| HN Mirror

Y	Hacker News new \| ask \| show \| jobs


	by alekandreev 466 days ago
	Picking model sizes is not an exact science. We look for sizes that will fit quantized on different categories on devices (e.g., low-end and high-end smartphone, laptops and 16GB GPUs, and bigger GPUs/TPUs). We also want the ratio of model width to depth (number of layers) to be consistently around 90, which we found works best. The models are trained with distillation from a bigger teacher. We train them independently, but for v3 we have unified the recipes for 4B-27B, to give you more predictably when scaling up and down to different model sizes.

2 comments

magicalhippo 466 days ago

Thanks again, very interesting.

One unexpected (to me) use-case appeared not long ago when I found myself without internet but wanting to fix some non-standard Linux configuration issue. As a Windows guy I tend to web search such things, but local LLM to the rescue!

Even smaller models like Gemma 2 9B has enough compressed knowledge that it managed to help me quickly solve my issue.

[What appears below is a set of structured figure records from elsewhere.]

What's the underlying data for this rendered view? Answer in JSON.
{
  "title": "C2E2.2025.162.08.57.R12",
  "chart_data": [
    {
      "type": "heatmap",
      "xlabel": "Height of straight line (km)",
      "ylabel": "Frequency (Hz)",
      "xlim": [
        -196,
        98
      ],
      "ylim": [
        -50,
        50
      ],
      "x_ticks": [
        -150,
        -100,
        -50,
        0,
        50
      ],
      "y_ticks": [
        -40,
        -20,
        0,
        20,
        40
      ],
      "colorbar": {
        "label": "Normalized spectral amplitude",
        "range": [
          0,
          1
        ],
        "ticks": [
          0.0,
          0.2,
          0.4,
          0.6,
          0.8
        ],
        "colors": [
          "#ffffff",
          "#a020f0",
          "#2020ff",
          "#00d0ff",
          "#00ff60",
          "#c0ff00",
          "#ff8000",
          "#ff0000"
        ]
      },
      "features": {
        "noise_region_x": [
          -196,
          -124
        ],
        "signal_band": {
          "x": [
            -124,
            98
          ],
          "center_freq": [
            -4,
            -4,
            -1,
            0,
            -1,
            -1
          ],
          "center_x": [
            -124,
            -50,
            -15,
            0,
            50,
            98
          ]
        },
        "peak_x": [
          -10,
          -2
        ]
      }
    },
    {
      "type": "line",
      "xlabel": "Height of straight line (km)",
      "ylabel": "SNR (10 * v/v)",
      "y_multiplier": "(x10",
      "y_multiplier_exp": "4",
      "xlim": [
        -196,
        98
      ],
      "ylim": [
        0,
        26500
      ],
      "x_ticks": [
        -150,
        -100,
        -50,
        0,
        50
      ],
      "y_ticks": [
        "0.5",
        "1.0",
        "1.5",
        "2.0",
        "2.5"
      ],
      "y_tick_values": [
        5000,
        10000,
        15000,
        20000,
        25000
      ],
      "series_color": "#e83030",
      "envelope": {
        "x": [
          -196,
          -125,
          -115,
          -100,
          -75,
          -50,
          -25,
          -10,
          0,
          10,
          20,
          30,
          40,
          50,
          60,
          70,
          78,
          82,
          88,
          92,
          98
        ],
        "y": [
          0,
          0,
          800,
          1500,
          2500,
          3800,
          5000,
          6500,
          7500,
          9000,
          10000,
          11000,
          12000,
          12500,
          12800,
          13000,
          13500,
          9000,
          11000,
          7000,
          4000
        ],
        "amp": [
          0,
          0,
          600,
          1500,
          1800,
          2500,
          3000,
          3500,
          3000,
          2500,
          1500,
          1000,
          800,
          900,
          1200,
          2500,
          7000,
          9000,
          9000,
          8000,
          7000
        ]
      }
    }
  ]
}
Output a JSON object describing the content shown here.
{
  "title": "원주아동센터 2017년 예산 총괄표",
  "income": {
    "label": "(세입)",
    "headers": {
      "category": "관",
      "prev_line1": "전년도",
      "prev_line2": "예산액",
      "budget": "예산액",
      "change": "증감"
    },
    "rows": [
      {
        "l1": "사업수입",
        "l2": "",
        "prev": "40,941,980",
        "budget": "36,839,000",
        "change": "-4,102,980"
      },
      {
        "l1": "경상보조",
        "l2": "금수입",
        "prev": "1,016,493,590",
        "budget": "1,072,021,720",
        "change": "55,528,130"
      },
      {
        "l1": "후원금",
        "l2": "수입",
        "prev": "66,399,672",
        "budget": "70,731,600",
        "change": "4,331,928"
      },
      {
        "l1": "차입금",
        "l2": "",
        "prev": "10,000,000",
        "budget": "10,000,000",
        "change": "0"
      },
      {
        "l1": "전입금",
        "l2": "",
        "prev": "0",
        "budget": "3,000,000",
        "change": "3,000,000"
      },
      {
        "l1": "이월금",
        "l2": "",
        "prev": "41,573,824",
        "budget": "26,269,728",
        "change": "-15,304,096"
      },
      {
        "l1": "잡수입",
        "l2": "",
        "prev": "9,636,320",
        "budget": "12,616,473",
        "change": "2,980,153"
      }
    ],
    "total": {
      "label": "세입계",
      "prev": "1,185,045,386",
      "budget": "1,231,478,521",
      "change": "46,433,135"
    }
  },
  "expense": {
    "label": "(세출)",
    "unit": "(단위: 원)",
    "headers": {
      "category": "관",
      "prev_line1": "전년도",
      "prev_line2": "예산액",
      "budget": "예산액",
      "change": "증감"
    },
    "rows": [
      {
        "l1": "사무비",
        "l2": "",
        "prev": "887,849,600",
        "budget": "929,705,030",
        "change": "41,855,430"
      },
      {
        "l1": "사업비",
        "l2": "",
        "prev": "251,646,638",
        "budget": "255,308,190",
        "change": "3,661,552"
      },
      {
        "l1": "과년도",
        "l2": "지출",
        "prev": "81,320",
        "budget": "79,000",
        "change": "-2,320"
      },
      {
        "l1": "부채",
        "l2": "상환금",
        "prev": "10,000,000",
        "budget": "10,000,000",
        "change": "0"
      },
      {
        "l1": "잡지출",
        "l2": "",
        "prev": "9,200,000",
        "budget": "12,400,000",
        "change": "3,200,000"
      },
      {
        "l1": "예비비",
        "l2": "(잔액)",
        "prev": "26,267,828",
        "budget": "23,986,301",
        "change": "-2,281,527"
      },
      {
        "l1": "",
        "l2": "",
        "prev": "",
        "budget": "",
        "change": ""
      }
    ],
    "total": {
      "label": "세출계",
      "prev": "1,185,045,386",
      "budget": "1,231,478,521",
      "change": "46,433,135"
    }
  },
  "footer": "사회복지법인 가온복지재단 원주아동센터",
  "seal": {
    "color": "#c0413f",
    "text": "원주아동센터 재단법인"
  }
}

This got me thinking how such smaller, but very capable models might be a game-changer in communities where internet might not be available or too expensive for continuous use. It's almost like having a portion of the internet in a box, just add electricity.

alekandreev 466 days ago

Thank you for the feedback! This is why we are so excited to push more and more on small models for both low end and high end smartphones!

bguberfain 466 days ago

Can you provide more information about this “bigger teacher” model?